New Yorkers are already under pervasive surveillance as it stands. A May blog post by Ángel Díaz of NYU’s Brennan Center for Justice noted: “Mass surveillance is not the fictional dystopia of Orwell or only found in China — it is today’s New York City,” a place where “clusters of cameras and sensors blanket nearly every city block, and New York Police Department vans with 3-story surveillance cranes tower above many minority communities across the five boroughs. … The NYPD’s Domain Awareness System alone links with at least 9,000 cameras and 500 license plate readers.” It’s an urban dragnet that’s increasingly impossible to avoid without staying inside your home.
The system envisioned by Perceptics would a layer a new, troubling system on top of those old ones. After reviewing the company’s documents, Díaz cautioned that the proposal represents “the kind of profiling that could give you a pretty detailed look at where people live, where they work, where they pray, [and] where they go to school,” adding that it was “ironic [the technology] was developed for border security,” as the “information would be very attractive to federal immigration authorities.” Díaz further warned that even if this tool is not initially deployed for law enforcement purposes, the datasets can eventually make their way into the hands of police departments: “Once you start collecting the data, even if it’s for one purpose, once law enforcement gets a sense what’s being stored, it can be alluring to ask” to get their hands on it.

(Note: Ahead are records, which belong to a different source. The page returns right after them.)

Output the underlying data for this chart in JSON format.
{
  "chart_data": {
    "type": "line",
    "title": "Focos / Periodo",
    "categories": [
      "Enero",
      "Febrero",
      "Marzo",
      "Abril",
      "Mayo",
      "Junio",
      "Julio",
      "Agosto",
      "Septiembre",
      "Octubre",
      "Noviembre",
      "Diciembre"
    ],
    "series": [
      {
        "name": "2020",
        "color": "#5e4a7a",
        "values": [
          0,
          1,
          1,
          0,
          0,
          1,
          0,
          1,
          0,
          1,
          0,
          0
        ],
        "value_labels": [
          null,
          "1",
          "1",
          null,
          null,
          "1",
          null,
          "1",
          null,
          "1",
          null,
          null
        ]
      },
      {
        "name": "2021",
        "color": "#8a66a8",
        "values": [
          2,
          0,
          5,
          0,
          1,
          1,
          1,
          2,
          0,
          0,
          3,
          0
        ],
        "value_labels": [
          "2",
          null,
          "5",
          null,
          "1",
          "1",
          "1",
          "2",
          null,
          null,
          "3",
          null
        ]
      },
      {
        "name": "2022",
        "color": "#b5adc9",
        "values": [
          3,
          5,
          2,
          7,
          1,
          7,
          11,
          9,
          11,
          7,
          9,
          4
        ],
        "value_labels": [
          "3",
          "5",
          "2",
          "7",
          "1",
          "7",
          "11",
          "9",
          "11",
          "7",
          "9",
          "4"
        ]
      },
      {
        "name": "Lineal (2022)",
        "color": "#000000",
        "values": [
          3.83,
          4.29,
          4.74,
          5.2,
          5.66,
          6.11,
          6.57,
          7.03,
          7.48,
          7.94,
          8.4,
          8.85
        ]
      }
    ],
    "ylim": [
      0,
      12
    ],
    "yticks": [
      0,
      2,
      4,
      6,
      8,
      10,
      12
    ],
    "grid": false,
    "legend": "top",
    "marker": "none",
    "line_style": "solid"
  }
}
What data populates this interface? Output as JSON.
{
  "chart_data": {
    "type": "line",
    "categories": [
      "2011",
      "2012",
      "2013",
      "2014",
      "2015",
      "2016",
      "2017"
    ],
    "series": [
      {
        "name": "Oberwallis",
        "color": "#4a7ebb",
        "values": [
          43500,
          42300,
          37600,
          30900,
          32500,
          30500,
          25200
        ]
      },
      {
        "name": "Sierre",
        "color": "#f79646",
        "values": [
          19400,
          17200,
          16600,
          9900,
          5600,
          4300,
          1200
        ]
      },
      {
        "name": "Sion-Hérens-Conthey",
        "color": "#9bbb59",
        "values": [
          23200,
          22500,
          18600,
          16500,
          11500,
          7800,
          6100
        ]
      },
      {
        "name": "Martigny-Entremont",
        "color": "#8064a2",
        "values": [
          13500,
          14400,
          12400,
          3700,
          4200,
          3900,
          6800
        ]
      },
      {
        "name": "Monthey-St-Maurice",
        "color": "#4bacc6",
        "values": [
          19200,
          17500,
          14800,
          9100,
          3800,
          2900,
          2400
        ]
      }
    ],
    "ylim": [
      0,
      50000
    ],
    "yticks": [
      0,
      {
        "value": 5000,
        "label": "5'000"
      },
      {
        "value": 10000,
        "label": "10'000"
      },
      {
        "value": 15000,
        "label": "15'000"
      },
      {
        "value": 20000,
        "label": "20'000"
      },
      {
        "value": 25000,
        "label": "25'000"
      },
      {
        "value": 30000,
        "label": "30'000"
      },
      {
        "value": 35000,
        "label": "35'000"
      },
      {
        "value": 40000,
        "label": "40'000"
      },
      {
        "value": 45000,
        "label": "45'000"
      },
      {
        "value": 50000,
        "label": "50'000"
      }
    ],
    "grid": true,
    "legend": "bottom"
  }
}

Michael Price, a senior litigator at the National Association of Criminal Defense Lawyers’s Fourth Amendment Center, told The Intercept, “This is not your typical license plate reader kit,” as “it seems to take in and build a lot of data that seems unnecessary for congestion. It’s overkill.” Price took particular issue with what he says is a great overreaction on Perceptics’ part: “To solve a relatively minor problem and maybe save a few bucks, you are creating a system that’s going to surveil New Yorkers and present huge risks to their privacy.” The pitch also represents “serious problems from a Fourth Amendment perspective.” Price explained, “Should the government have access to this, what does it mean when you’re tracking someone around town and you get to know their travel patterns, their way of life? Information about where you go and when, stitched together, creates a mosaic, a portrait of daily life.”